Friday, June 27, 2014

AZMEX I3 27-6-14

AZMEX I3 27 JUN 2014

No timeframe set for processing kids in Nogales
Homeland Security Secretary Jeh Johnson speaks at a news conference Wednesday at the Nogales Border Patrol Station.

Posted: Friday, June 27, 2014 7:53 am | Updated: 9:07 am, Fri Jun 27, 2014.
By Curt Prendergast
Nogales International

Nogales likely will remain a key part of a federal effort to deal with thousands of Central American migrant children caught trying to cross the border illegally in South Texas.

During a press conference Wednesday outside Border Patrol's Nogales Station, part of which has been converted into an impromptu processing facility, Homeland Security Secretary Jeh Johnson did not provide a concrete answer to a question from a reporter about when the flow of minors to Nogales would end.
"We're going to deal with this influx," Johnson said. "I believe we will deal with this situation. But until we deal with it, we've got to continue to process these kids in a safe, lawful, and humane manner and Nogales is part of that solution."

A few minutes later, Nogales Mayor Arturo Garino warned of "a long summer" of more children arriving in the city. Federal officials had told him previously the flow of juvenile migrants to Nogales likely would end by September, but he said he has since been told "it might go longer than that."

He pointed to the roughly 500 Central American migrant children caught every day on the international border in South Texas who "end up in a processing center like this," he said.

About 140 children arrive at the Nogales station every day, with a similar number leaving daily after their immigration paperwork is processed, said Gov. Jan Brewer, who also toured the facility and met with federal officials Wednesday.

To deal with the flow of migrant children, a shelter in Tucson is being set up to house about 280 migrant children, she said. The "unsecure" shelter will allow the children to "come and go as they wish."
In order to resolve the situation, Brewer called on the federal government to "do its job" and secure the border.

"We have not sent a strong message to these countries that our borders are closed. We need a federal government to step up and secure the border. It's the problem that we have been facing for years now," she said.

"Until that happens, unfortunately, we're going to continue to see this kind of situation," she said.
As federal authorities search for a way to stop the flow of Central American children, Johnson said he is going to Guatemala on July 8 to discuss options for shutting down the "pipeline" of child migration to South Texas.

Warning signs
Brewer also questioned when federal authorities first became aware of the coming wave of Central American migrant children, noting a request from the federal government for a contractor to provide transportation services for unaccompanied minors "way back in January."

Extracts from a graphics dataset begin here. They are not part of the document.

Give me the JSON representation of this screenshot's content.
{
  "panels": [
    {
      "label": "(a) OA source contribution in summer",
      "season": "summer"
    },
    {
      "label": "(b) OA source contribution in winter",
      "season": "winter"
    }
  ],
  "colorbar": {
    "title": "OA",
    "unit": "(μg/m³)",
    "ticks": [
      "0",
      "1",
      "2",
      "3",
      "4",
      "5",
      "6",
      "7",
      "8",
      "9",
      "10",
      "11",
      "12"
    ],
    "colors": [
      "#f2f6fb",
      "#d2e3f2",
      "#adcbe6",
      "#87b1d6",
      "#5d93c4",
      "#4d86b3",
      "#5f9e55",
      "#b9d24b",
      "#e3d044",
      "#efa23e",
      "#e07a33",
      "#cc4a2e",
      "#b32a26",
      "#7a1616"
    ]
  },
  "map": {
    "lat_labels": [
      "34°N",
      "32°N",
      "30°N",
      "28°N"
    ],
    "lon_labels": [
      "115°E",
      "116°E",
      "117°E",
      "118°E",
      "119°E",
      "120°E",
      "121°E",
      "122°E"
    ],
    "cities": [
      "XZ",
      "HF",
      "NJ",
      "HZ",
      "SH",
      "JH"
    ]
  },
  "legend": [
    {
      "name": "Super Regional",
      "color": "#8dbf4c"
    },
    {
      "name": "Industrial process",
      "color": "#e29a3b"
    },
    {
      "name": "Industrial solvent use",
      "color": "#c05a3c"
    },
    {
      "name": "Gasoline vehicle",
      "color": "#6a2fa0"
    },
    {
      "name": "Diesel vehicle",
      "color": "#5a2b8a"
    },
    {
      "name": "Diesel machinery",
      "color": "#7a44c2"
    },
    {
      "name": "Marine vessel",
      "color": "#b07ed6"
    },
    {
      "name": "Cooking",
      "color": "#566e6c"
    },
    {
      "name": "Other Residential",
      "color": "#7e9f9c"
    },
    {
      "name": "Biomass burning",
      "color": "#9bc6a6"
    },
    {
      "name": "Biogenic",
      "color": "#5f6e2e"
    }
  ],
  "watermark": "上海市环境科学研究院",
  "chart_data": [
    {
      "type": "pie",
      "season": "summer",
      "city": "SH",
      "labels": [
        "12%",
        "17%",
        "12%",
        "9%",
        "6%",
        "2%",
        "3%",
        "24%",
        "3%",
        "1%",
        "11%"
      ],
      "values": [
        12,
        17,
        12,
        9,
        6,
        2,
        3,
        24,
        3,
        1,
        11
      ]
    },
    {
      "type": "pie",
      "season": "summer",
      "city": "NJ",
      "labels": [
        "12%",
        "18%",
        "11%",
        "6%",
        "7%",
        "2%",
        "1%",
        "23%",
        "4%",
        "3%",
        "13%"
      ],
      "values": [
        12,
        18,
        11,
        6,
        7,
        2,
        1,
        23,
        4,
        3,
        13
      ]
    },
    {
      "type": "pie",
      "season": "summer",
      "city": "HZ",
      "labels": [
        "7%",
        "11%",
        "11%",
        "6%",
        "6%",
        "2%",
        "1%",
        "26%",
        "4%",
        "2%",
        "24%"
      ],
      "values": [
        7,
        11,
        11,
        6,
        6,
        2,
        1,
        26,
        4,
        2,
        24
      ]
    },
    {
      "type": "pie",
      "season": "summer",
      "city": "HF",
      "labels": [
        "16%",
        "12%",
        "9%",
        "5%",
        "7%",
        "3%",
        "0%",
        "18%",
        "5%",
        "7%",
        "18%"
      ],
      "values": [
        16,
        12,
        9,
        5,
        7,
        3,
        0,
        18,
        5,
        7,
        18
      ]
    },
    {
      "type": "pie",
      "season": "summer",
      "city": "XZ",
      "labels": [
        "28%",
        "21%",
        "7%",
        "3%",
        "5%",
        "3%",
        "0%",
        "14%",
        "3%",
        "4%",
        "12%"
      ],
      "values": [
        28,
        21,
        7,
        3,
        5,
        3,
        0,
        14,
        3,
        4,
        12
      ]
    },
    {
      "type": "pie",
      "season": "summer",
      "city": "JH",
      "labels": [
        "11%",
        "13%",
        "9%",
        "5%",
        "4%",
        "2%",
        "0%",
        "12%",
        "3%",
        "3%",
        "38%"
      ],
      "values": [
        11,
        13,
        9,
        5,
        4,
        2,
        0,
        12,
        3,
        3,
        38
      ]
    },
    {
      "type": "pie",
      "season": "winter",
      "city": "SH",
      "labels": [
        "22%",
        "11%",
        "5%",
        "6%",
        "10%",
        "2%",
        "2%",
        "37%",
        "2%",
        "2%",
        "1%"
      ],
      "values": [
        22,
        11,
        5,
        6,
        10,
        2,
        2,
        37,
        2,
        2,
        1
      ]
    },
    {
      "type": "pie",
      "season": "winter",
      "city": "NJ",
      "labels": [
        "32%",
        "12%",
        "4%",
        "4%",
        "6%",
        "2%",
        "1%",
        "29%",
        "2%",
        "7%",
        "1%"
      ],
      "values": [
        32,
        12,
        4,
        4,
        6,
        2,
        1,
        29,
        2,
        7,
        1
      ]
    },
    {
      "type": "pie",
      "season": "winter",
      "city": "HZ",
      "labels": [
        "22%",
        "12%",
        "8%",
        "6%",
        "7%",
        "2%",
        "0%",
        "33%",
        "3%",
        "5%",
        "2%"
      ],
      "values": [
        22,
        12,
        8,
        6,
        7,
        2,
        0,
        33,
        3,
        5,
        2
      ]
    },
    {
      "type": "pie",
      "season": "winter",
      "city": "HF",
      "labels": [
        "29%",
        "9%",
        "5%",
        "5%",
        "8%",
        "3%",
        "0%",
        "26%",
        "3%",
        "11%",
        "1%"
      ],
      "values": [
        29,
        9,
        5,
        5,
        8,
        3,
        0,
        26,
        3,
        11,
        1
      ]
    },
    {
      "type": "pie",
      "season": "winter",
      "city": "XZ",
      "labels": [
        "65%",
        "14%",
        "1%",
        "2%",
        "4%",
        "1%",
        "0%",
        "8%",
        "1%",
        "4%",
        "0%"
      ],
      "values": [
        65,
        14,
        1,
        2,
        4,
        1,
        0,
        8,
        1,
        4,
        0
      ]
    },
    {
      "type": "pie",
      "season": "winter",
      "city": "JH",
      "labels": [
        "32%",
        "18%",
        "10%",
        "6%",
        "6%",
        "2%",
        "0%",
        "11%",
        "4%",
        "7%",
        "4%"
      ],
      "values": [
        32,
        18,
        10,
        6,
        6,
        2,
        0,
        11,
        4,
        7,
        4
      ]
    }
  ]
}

"They were not honest or forthright with us that this all of a sudden started because they were looking for a solution in January before they started transporting them to Arizona and then transporting them to here in Nogales and to Tucson and to Phoenix," she said.

The Jan. 29 request posted by U.S. Immigration and Customs Enforcement on the federal government's Federal Business Opportunities website was for information from contractors about providing transportation for unaccompanied migrant children from ICE custody to Office of Refugee Resettlement shelters located across the country.

The request proposes a one-year contract with an option for four additional years to transport an estimated 65,000 unaccompanied minors. The request does not clarify whether that number is for the initial year or for the total five years. An information request to ICE was not immediately answered Thursday.
Current estimates from DHS put the number of migrant children caught in South Texas at about 52,000 since October.

The contractor would have to be able to transport 25 percent of the minors by ground, 25 percent by ICE charter, and the remainder by commercial air transport.